Post-Brexit trade deal is thin and disappointing, Welsh First Minister says

Updated

Welsh First Minister Mark Drakeford has described Boris Johnson’s post-Brexit trade deal as “thin and disappointing” and warned it will make trade with European markets more difficult and expensive.

Mr Drakeford was speaking ahead of the Welsh Parliament being recalled to debate the treaty – which he described as the “most important” the UK will sign in 50 years – on Wednesday.

He accused the UK Government of “cultural vandalism” by withdrawing from the Erasmus student exchange programme.

Boris Johnson
Boris Johnson

“Businesses already know that the treaty will make trade with our largest and most important market more expensive and more difficult,” Mr Drakeford said.

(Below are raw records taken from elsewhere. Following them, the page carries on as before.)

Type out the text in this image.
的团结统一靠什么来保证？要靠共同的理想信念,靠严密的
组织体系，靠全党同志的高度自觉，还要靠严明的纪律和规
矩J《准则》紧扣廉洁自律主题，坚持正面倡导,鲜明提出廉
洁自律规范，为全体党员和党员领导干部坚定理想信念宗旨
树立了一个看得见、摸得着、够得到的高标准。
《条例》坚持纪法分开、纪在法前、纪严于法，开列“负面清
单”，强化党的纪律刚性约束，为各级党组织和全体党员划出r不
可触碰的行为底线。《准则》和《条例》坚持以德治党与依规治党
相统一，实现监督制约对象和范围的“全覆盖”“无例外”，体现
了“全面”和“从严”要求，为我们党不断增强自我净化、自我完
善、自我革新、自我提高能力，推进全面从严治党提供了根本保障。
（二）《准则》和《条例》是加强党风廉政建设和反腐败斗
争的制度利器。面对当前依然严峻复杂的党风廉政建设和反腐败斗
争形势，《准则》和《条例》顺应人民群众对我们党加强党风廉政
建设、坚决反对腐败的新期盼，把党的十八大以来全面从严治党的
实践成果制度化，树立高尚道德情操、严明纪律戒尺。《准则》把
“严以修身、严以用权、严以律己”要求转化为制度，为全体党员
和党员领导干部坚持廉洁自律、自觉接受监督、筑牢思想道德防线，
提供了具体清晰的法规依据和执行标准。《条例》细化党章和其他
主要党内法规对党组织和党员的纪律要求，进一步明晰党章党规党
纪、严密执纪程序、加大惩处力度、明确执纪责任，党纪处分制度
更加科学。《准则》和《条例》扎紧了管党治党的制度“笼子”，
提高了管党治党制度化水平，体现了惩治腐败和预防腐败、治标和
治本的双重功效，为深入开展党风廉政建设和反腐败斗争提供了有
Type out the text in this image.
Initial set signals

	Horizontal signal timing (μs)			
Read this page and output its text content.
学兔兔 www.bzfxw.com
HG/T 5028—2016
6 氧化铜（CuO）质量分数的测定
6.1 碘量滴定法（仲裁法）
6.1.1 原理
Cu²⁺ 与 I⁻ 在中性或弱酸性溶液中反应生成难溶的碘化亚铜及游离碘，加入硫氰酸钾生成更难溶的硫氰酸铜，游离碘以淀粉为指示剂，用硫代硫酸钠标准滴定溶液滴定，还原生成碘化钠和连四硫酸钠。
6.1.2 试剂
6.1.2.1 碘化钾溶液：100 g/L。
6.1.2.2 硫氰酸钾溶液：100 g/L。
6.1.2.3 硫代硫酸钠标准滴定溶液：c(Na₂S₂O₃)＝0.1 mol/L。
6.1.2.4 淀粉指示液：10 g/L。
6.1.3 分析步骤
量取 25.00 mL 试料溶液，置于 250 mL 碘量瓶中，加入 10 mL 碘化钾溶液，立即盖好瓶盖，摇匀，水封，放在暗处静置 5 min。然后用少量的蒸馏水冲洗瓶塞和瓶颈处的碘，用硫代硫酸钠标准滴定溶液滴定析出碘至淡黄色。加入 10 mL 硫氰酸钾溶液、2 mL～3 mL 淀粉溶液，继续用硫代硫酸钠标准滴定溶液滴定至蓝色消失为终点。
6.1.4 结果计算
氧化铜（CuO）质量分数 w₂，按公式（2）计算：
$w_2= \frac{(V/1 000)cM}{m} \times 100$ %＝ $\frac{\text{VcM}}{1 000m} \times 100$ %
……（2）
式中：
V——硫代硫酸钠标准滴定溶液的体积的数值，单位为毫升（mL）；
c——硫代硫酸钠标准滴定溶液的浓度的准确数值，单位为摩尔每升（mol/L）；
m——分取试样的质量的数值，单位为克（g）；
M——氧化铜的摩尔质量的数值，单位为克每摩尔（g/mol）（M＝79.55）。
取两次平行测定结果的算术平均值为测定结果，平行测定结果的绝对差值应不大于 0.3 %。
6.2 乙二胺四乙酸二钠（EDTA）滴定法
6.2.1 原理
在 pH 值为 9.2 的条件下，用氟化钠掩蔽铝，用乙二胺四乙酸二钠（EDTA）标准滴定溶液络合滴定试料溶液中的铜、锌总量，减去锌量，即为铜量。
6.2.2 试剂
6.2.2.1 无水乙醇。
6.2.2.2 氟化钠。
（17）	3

“The failure to include access to the Single Market for UK services, means businesses will have to rely on 27 different sets of national rules to trade across the EU, where they have one today.

“For our citizens, it means queues at airports; visas for longer visits; more expensive mobile phone calls and fewer people from the EU able to work in our health and social care system, looking after people in need of help.

“For our young people, it means the cultural vandalism of cutting them off from the Erasmus plus programme, which people from Wales have done so much to shape and foster.

“It also denies them a future in which they can freely live and work across the entire European continent.”

The Senedd will debate the trade deal agreed by the UK and EU and the UK Government’s Future Relationship Bill at the same time as it is debated in the Houses of Parliament on Wednesday.

Members will meet online via video conference at 10.30am.

Jeremy Miles, counsel general and minister for European Transition, said: “This is not the deal the Welsh Government called for or would have negotiated.

“But it is better than the catastrophe of a no-deal and gives us a platform on which better arrangements can be negotiated in the future.”

Mr Miles said the Welsh Government would work with people and businesses across the country to “prepare for and help navigate” the end of the transition period and the new relationship with the EU.